3) extendible plug-in unit system

The stream realizing real-time big data processes, then high-speed access data and quickly return result data result set are one The problem that must must consider.And realize the full-text search of ROSE based on HTTP and Apache Lucene and can extend other plug-in units Complete specific function.Such as IKAnalyzer, the segmenter such as mmseg4j, paoding realizes Chinese word segmentation function, it is possible to Integrated solr_pager realizes searching for two-page separation function, and data can be processed and divide by this characteristic faster Analysis.

Claims

1. the implementation method towards in real time big data search engine, it is characterised in that: include implemented below step:

1) based on HTTP and Apache Lucene, ROSE search engine system is built；

2) index of ROSE search engine system is created, by the document information of various forms and database data are carried out letter Breath extraction, and select different text analyzers to carry out text analyzing according to file type, create index, generate index data Storehouse；

3), after index creation is good, fileinfo can be retrieved by user with input inquiry condition, when user input query condition Time, first carry out text analyzing, then from index data base search index, finally the result obtained is returned to user.

A kind of implementation method towards the biggest data search engine the most according to claim 1, it is characterised in that: described Step 2) in create index step comprise the following steps:

A, appointment create the catalogue indexed；

B, establishment Directory object；

Index file object IndexWriter is write in C, establishment；

D, obtain source file File array to determine index content；

E, with circulation by each file write index, first create Document object and Field object, respectively representation database Data line in table and the Column Properties in this row；Then Field is joined in Document, finally by IndexWriter Call function addDocument document index to be write in index data base；

Index object IndexWriter is write in F, closedown.
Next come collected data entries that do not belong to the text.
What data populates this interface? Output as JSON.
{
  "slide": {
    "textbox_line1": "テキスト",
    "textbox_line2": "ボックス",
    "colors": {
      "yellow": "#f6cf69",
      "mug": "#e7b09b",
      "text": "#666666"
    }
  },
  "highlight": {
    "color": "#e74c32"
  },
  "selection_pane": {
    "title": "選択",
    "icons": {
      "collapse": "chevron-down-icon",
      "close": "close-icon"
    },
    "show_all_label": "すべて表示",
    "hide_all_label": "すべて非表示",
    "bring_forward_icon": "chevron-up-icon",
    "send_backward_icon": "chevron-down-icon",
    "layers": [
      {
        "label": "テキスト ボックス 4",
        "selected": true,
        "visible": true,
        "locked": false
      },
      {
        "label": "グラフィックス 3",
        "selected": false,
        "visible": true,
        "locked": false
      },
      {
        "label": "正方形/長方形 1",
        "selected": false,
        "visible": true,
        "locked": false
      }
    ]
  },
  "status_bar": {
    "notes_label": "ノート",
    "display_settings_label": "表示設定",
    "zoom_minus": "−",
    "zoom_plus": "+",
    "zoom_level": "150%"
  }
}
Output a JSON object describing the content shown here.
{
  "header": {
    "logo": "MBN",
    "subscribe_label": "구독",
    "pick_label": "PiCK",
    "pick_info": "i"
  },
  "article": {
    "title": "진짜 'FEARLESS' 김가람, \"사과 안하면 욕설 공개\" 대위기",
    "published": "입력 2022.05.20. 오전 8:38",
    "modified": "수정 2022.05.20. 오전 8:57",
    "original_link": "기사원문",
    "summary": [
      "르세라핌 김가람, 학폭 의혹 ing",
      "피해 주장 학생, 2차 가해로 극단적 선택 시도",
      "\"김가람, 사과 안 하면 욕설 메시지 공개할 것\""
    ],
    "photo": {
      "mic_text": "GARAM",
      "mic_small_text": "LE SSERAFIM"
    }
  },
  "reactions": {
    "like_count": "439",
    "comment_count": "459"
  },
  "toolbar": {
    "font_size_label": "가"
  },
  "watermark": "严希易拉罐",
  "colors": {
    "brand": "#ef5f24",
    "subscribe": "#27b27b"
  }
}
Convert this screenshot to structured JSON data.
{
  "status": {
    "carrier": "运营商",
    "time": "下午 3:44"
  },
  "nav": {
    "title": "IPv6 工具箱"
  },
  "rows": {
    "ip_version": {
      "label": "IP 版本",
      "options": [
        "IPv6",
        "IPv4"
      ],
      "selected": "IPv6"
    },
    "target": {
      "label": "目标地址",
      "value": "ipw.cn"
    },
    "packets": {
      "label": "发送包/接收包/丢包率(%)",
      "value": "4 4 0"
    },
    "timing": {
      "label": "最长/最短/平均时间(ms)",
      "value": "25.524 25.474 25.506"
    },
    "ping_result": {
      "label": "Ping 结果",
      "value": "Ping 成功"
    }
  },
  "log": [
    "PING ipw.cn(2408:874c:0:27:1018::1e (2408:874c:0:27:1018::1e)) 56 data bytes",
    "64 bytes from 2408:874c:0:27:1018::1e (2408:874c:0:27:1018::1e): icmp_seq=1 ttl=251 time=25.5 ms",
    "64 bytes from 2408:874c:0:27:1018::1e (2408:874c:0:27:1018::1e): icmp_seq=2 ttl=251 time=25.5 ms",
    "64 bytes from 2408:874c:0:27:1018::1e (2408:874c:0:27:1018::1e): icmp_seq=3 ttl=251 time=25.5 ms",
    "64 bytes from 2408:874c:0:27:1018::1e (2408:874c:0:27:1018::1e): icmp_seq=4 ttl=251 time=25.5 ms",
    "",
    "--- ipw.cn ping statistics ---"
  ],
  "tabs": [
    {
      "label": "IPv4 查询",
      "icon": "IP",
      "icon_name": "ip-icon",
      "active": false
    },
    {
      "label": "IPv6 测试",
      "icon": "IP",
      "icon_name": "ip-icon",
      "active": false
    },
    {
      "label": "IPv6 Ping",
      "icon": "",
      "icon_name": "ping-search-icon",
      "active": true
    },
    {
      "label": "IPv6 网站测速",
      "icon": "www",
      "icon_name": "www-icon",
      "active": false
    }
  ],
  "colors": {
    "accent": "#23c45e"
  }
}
A kind of implementation method towards the biggest data search engine the most according to claim 1, it is characterised in that: described Step 2) in retrieval step comprise the following steps:

Index object IndexReader is read in A, establishment；

B, establishment object search IndexSearcher；

C, establishment morphological analysis object Analyer；

D, establishment syntactic analysis object QueryParser

G, according to TopDocs obtain corresponding ScoreDoc；

H, according to ScoreDoc obtain corresponding Document document；

I, according to Document obtain corresponding Field attribute.

A kind of implementation method towards the biggest data search engine the most according to claim 1, it is characterised in that: ROSE Search engine system is provided with the http interface of standard and realizes the increase of the index to data, deletes, revises, inquires about.

A kind of implementation method towards the biggest data search engine the most according to claim 1, it is characterised in that: ROSE Search engine system can quickly set up cluster by Zookeeper, and is hash behaviour according to the id value of current index record After work, the correlation behavior according to the cluster safeguarded in server goes lookup hash value in which Range, finds correspondence shard；Leader sets up in this shard index, until Leader node updates has terminated, finally by version number and literary composition Shelves are transmitted to belong to together the replicas node of a Shard.